Standalone, its FY2024 air cargo and flights handled operating numbers were just 93% and 82% of pre-pandemic levels. Counting the addition of WFS’ volume however, the company’s air cargo and flights handled numbers stand at 429% and 162% of pre-pandemic levels.

The acquisition of WFS has also helped build new revenue sources in other markets outside Singapore. “If we are very focused on just one country, then you’re actually very exposed. Now, especially, with the geopolitical challenges and the de-coupling of supply chains, we are in the right spot and we have the network to benefit from any changes,” says Mok.

Sats has laid down an ambitious growth target of achieving revenue of $10 billion in 2028 and beyond and to restore its ROE back to the mid-teens, back to where it was before the pandemic.

According to group CFO Manfred Seah, Sats will also focus on paring down its debt levels further, strengthen its ebitda margins and reinvest for sustainable growth. “Our ebit margin expanded very nicely on a sequential basis, all the way up to about 6.6% in the 4QFY2024, and for the ebitda, we came in at about 18.8%. So our target is to continue to grow this to
exceed the 20% mark,” says Seah.

While the bulk of new revenue growth came from cargo handling, Sats is eyeing further growth from its food business too, which accounted for around half its business pre-pandemic.

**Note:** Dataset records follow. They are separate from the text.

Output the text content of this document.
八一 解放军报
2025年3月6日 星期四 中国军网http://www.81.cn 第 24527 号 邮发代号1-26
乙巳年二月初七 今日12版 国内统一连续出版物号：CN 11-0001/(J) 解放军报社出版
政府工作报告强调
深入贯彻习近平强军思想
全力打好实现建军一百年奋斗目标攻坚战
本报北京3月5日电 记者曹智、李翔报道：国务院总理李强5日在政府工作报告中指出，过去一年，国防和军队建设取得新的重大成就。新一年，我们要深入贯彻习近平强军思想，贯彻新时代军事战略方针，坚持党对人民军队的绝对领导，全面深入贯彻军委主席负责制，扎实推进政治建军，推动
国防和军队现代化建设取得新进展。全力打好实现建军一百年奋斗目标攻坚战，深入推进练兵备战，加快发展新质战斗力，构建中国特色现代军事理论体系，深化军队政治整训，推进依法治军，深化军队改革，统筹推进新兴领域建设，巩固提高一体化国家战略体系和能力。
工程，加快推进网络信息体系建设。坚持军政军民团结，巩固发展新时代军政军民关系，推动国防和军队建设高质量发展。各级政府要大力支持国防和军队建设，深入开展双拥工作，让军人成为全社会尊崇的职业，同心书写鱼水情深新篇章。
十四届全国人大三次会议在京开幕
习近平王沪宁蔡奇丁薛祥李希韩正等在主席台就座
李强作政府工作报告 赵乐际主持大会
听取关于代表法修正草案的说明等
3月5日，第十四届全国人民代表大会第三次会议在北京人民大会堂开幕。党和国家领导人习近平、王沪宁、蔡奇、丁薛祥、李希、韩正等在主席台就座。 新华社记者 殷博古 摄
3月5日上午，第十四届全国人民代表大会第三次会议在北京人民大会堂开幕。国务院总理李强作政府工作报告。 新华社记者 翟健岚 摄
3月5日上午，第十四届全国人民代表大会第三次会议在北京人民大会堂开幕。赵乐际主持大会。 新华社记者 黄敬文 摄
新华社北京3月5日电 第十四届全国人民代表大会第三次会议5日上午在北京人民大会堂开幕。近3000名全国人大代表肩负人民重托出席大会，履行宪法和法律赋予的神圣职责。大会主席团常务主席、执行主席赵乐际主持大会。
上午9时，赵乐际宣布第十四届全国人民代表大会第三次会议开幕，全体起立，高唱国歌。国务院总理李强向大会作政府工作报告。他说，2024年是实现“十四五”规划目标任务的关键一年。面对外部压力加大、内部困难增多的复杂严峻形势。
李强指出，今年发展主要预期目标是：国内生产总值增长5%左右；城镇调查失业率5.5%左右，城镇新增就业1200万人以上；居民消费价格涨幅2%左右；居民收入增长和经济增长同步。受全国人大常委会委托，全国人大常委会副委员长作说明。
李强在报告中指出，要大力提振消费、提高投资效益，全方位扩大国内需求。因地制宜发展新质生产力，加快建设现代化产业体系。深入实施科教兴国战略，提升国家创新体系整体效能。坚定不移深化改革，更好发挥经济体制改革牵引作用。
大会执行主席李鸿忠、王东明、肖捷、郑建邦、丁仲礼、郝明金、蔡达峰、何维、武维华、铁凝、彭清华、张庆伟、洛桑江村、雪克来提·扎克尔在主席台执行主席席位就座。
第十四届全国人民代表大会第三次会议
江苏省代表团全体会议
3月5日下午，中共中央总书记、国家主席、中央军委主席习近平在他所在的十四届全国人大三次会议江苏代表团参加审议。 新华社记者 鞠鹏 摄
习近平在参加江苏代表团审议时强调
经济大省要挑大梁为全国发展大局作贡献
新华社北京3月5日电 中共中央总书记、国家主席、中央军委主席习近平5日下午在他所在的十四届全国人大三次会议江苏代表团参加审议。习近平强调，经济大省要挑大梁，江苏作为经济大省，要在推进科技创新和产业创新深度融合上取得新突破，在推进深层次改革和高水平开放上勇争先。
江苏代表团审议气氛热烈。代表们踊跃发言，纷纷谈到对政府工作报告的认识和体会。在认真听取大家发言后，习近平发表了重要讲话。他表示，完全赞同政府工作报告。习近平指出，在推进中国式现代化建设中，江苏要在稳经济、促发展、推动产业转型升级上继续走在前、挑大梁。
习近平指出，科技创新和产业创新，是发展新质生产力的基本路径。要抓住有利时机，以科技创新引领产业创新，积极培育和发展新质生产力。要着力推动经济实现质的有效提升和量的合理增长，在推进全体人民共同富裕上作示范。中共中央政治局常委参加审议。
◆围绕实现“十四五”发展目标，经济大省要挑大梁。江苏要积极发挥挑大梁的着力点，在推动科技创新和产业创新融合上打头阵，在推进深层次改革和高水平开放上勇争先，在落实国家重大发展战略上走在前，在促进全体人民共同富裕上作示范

Sats says it already has a 14% market share in this market worth some $6 billion and it is eyeing further growth via its new facilities, such as the one located in Bangkok, which specialises in preparing so-called “fresh frozen” meals, which offers better shelf life than “fresh” meals. Mok recalls serving the frozen-fresh food at a facility opening and guests were impressed.

If he can have his way, Mok will carry on with improving Sats’ capabilities, and ultimately its service to customers. “We suffer from different challenges everywhere in the world, but I think it’s our management mindset, that our people on the ground will solve problems and bring them forward, and I think that is the mark of a great company,” he says.